Author:
Stoter Lisa M.,Notten Kim J. B.,Claas Marieke,Tijsseling Deodata,Ruefli Maud,van den Tillaart Femke,van Kuijk Sander M. J.,Milani Alfredo L.,Kluivers Kristin B.
Abstract
Abstract
Introduction and hypothesis
Patient-reported outcomes are relevant outcomes in studies on pelvic organ prolapse (POP) surgery, as anatomical recurrence alone does not have a significant correlation with perceived improvement. In the present study, the patient’s impression of improvement after 1 year is studied after vaginal hysterectomy (VH) versus sacrospinous hysteropexy (SSH) in large cohorts from daily clinical practice. We hypothesize that there is no difference between the groups.
Methods
This is a secondary analysis on prospectively collected data in a multicenter cohort of patients who underwent VH or SSH for symptomatic POP. All patients had a POP-Q stage ≥ 2 in at least one compartment at baseline and were treated with VH or SSH between 2002 and 2019. The primary outcome was the patient-reported score on the patient global impression of improvement index (PGI-I) 1 year after surgery.
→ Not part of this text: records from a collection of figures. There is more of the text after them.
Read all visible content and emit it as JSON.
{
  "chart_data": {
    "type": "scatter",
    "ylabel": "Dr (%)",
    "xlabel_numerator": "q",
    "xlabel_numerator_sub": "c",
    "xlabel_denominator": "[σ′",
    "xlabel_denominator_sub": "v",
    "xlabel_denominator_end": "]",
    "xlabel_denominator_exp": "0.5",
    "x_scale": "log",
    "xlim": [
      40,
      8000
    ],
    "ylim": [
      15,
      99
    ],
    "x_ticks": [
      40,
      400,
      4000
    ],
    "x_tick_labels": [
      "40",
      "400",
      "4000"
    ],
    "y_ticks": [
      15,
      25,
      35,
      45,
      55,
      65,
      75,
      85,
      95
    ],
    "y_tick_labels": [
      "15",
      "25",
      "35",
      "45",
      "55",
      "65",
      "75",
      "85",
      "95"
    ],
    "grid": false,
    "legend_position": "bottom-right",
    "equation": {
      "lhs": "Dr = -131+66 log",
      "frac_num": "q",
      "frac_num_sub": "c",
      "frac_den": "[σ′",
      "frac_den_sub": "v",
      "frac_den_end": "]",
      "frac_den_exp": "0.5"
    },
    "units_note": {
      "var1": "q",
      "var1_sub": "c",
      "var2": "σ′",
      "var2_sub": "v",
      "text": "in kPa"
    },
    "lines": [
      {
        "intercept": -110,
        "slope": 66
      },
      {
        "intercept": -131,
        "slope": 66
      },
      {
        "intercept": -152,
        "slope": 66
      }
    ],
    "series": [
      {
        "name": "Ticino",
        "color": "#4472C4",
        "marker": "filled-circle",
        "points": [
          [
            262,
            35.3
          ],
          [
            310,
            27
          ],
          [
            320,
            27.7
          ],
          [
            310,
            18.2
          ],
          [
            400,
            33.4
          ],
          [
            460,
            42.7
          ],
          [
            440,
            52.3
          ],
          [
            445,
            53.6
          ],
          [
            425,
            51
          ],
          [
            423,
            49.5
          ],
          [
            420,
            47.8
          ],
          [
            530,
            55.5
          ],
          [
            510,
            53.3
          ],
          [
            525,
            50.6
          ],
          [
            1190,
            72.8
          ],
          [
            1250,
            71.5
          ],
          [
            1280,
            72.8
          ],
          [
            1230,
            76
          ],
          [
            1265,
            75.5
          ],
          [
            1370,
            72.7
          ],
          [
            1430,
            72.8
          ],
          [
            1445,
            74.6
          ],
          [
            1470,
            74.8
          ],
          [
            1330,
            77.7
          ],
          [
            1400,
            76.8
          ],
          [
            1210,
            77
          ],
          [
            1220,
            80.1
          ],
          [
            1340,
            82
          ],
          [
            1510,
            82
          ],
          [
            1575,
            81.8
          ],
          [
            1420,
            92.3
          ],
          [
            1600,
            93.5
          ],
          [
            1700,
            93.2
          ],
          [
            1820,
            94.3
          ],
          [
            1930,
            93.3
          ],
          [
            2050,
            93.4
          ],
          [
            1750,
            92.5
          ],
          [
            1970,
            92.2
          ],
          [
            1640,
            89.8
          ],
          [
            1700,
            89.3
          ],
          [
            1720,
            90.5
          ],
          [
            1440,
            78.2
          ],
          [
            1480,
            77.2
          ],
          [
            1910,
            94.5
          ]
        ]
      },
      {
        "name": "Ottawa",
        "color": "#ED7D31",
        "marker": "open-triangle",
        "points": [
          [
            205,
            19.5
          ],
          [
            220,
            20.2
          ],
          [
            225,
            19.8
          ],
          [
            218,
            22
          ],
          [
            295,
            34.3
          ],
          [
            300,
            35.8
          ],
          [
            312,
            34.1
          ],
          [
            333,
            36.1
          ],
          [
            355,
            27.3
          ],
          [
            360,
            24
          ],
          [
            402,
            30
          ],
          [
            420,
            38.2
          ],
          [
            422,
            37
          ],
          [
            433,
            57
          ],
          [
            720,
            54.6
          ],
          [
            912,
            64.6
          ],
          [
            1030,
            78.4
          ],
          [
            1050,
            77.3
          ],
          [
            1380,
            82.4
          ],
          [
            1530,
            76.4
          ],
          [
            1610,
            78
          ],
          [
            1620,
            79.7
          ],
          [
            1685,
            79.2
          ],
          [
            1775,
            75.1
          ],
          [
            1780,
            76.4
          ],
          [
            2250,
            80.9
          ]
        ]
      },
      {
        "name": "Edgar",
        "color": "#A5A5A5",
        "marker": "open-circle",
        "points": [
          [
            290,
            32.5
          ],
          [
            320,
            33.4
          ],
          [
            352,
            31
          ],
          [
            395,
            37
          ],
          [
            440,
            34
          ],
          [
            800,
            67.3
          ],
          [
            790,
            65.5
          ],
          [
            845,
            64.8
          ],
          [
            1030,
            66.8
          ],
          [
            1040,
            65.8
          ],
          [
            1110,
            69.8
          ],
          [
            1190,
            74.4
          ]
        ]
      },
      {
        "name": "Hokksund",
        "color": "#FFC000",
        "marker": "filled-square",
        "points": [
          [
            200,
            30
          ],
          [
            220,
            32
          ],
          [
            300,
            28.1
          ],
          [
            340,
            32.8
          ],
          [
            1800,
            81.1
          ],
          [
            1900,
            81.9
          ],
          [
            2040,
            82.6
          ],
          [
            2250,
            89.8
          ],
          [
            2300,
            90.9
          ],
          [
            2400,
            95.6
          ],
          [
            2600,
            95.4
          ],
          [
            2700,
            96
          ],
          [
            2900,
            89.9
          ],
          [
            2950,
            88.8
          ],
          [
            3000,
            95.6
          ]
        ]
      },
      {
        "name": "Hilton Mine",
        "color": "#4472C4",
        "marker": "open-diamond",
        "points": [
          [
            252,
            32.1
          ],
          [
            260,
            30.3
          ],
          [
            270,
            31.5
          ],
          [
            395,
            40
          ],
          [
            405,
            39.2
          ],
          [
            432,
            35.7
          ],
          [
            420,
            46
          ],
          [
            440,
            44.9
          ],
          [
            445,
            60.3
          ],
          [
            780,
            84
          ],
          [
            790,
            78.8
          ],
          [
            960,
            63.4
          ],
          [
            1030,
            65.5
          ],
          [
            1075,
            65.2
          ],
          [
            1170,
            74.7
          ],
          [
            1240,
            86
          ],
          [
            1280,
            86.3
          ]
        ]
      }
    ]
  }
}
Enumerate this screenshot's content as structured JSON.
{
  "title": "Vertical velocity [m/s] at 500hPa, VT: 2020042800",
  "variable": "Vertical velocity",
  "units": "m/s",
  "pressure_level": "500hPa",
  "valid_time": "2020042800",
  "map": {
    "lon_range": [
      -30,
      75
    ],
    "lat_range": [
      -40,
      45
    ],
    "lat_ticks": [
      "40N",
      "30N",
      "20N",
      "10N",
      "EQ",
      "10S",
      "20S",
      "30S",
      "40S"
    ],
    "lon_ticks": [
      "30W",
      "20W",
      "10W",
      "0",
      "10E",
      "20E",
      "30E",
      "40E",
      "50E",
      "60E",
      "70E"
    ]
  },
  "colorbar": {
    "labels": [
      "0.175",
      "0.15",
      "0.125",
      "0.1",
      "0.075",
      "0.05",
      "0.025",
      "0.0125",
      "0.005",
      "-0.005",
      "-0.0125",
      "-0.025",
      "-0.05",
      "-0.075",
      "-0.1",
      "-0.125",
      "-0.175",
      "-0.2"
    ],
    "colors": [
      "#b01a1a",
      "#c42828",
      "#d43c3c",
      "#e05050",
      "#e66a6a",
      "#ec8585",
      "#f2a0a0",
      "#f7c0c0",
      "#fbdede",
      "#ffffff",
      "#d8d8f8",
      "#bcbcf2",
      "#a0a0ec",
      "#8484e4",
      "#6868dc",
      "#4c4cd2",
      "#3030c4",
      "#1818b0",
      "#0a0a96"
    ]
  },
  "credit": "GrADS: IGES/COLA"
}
The secondary outcome was a composite outcome of surgical success, defined as the absence of recurrent POP beyond the hymen with bothersome bulge symptoms and/or repeat surgery.
Results
A total of 378 women (196 VH and 182 SSH) were included. The median score on the PGI-I did not differ between VH and SSH. At 1 year post-operatively, 77 women after VH (73%) and 77 women after SSH (75%) considered their condition (very) much improved (p = 0.86). There was no difference in composite outcome of surgical success (126 out of 137 women [92%] after VH, 118 out of 125 women [94%] after SSH; p = 0.44).
Conclusions
Our study shows that there was no difference in the type of surgery, VH or SSH, with regard to the patient’s impression of improvement 1 year postoperatively in a large cohort from daily clinical practice.